6. Op grond van artikel 34, eerste lid, aanhef en onder a, van de Pw wordt onder vermogen verstaan de waarde van de bezittingen waarover de alleenstaande of het gezin beschikt of redelijkerwijs kan beschikken, verminderd met de aanwezige schulden. De waarde van de bezittingen wordt vastgesteld op de waarde in het economisch verkeer bij vrije oplevering. Vaste rechtspraak is dat de term beschikken zó dient te worden uitgelegd, dat hij ziet op de mogelijkheid van een belanghebbende om de bezitting feitelijk te kunnen aanwenden teneinde in de noodzakelijke kosten van het bestaan te voorzien, zie bijvoorbeeld de uitspraak van de Centrale Raad van Beroep (CRvB) van 22 januari 2013, ECLI:NL;CRVB:2013:BY9337.
7. Ofschoon eiser na 28 november 2014 in die zin niet over het bedrag van € 5.700,- kon beschikken, dat hij het bedrag niet meer naar vrije keuze kon aanwenden voor kosten van levensonderhoud, geldt het volgende. Eiser heeft op 28 november 2014 aldus over het bedrag beschikt dat hij het heeft aangewend voor algemeen noodzakelijke kosten van het bestaan, te weten de huur en bijkomende kosten, voor de toen komende zes maanden. Na deze vooruitbetaling beschikte hij feitelijk over het huurrecht en de bijkomende rechten voor de komende 6 maanden.
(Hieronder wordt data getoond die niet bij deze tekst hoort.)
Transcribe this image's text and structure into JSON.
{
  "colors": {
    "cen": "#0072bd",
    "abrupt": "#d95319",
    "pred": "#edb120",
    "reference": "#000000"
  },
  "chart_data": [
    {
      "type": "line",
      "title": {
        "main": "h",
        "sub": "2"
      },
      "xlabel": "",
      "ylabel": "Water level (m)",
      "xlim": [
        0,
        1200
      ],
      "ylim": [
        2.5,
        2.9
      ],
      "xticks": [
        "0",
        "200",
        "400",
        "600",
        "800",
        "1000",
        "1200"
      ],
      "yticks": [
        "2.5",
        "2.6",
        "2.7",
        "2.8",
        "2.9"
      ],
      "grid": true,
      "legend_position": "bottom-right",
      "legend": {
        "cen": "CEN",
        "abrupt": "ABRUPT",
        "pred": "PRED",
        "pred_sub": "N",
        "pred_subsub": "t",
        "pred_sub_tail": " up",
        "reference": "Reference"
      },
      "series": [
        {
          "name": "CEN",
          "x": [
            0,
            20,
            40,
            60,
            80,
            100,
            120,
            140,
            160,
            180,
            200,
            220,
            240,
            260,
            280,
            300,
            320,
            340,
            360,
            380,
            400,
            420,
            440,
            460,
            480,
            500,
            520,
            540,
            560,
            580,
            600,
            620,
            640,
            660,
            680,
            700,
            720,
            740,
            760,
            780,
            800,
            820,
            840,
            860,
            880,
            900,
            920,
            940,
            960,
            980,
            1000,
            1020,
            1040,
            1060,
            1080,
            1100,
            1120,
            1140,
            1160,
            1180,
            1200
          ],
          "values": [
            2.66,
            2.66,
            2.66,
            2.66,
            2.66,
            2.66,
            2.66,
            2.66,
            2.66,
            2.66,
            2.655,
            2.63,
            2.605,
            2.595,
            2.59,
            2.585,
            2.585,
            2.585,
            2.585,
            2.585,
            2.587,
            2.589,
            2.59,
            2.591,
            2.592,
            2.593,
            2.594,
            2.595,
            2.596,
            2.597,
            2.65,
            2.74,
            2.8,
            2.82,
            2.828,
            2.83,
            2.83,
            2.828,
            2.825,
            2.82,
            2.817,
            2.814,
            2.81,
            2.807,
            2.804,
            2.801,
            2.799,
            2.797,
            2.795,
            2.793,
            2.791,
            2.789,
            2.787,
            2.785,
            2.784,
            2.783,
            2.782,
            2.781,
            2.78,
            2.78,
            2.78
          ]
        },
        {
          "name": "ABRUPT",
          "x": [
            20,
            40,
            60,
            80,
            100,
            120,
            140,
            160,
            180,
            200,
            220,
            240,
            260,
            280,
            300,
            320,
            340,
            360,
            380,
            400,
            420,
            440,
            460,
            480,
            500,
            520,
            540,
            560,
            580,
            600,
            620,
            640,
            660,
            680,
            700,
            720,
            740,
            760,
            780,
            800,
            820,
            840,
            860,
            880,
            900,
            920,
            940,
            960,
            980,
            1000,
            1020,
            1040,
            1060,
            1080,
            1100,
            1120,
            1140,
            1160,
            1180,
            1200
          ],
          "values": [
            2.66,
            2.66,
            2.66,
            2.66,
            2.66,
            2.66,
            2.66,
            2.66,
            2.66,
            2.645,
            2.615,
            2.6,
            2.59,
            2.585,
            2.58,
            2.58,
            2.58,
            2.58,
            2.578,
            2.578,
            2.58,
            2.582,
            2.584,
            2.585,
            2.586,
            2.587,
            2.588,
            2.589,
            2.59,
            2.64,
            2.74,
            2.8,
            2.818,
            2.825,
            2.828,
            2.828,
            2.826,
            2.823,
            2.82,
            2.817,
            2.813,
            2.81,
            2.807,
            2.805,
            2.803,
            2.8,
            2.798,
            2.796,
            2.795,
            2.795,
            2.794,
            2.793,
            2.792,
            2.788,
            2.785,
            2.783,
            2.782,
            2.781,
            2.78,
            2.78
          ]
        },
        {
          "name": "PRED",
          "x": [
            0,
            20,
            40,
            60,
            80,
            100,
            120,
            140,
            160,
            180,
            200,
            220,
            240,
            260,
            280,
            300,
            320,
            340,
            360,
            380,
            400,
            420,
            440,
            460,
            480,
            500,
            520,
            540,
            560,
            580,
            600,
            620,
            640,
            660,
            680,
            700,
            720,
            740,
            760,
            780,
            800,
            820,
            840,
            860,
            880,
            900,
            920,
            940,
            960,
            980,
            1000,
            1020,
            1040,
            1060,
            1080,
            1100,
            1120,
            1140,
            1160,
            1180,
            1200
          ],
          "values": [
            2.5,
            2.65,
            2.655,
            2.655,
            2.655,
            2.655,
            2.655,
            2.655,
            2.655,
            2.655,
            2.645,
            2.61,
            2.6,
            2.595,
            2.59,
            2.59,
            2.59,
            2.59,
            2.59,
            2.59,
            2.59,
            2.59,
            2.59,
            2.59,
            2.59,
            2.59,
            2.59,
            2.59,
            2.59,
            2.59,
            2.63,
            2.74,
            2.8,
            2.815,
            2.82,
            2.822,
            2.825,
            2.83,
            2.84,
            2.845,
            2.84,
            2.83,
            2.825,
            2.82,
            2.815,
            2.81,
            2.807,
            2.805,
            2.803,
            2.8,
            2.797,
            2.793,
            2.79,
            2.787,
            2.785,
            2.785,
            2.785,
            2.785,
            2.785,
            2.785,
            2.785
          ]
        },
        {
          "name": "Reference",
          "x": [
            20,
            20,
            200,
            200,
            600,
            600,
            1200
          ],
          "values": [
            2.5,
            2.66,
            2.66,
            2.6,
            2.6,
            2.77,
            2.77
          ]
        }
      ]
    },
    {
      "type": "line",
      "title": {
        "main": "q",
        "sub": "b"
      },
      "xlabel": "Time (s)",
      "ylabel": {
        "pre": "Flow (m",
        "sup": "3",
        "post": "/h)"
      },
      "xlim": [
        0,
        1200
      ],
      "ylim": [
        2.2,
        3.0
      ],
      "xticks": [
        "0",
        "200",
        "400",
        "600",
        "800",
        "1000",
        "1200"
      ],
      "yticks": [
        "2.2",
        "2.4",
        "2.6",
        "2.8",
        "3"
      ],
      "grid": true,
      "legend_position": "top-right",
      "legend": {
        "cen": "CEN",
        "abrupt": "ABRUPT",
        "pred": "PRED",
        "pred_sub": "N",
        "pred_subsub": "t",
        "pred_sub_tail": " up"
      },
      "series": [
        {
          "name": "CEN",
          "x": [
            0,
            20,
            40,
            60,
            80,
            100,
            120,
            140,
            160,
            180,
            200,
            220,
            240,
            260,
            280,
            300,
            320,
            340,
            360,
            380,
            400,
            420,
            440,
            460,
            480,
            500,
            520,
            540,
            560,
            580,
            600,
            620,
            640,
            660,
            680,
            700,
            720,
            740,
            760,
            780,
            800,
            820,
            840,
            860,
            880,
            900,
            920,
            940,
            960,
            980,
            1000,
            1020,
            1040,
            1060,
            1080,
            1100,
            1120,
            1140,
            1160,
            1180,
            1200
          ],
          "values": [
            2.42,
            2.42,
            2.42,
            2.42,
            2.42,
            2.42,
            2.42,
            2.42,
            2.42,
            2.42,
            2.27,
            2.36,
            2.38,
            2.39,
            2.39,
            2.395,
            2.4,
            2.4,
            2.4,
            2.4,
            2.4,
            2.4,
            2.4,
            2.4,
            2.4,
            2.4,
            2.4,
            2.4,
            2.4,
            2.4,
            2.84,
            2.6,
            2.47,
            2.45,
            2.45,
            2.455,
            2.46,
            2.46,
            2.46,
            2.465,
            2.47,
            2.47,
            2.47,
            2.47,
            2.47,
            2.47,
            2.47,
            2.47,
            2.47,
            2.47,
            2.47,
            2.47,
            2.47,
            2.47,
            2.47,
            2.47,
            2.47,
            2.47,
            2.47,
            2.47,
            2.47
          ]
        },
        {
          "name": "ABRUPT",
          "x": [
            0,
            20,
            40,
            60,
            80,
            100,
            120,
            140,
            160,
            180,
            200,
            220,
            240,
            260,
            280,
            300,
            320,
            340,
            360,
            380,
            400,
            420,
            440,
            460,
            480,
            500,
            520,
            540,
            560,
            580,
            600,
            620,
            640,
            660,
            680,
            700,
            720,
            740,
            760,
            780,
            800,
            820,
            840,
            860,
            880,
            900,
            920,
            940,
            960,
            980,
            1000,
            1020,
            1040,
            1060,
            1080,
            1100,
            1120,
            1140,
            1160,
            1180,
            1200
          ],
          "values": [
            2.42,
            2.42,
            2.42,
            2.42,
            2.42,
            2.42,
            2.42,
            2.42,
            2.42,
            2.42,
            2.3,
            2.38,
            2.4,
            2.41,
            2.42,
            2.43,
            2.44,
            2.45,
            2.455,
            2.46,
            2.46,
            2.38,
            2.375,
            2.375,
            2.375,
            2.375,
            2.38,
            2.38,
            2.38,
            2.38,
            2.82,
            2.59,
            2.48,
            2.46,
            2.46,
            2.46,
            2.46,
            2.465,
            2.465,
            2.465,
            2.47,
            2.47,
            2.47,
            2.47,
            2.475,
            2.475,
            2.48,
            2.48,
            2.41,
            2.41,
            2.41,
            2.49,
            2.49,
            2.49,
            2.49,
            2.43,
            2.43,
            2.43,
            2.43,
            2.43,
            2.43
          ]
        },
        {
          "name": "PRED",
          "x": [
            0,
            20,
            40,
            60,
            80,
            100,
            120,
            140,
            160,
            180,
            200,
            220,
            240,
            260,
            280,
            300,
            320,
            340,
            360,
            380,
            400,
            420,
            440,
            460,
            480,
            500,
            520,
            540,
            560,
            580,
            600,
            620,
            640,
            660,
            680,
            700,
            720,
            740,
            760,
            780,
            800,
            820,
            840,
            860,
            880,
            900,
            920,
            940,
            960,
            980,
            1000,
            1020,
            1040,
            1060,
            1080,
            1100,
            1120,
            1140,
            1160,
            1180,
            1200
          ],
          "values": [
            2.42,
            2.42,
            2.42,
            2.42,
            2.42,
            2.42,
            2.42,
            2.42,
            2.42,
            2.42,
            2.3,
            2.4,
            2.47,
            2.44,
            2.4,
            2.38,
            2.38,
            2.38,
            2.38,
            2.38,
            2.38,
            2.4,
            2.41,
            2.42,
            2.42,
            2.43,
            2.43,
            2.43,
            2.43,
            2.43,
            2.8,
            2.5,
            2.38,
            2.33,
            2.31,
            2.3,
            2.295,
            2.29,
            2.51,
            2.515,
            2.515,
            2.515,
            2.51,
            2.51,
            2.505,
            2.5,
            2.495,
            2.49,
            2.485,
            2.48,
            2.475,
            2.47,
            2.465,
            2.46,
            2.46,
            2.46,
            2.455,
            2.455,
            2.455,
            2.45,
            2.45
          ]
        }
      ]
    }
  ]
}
Deze rechten op huur en bijkomende zaken/diensten, die als bezit worden aangemerkt, kunnen worden gewaardeerd op de waarde die ze vertegenwoordigden, te weten € 5.700,-. Op grond van het voorgaande kon eiser beschikken - in de zin van artikel 34, eerste lid, aanhef en onder a, van de Pw - over het bedrag van € 5.700,-. De vooruitbetaalde huur en bijkomende kosten worden als vermogen van eiser aangemerkt.
8. De stelling van eiser, dat de voor een maand vooruit betaalde huur gebruikelijk en dus niet onverschuldigd is, doet niet af aan het voorgaande omdat het vermogen van eiser de toepasselijke vermogensgrens ook zou overstijgen indien slechts vijf maanden huurbetaling als vermogen werden aangemerkt. Aan de stelling, dat eiser heeft vooruitbetaald op grond van een door verhuurder gestelde voorwaarde en niet op grond van een afspraak tussen verhuurder en hem, wordt voorbij gegaan nu het aanvaarden van deze voorwaarde een afspraak/ overeenkomst is tussen partijen. Van schending van het vertrouwensbeginsel tenslotte is niet gebleken. Dat eiser met ingang van een latere datum bijstand toegekend heeft gekregen maakt niet dat het bestreden besluit onrechtmatig is. Elke aanvraag wordt opnieuw beoordeeld, met een andere beoordelingsperiode.
9. Het beroep is ongegrond.
10. Voor een proceskostenveroordeling bestaat geen aanleiding.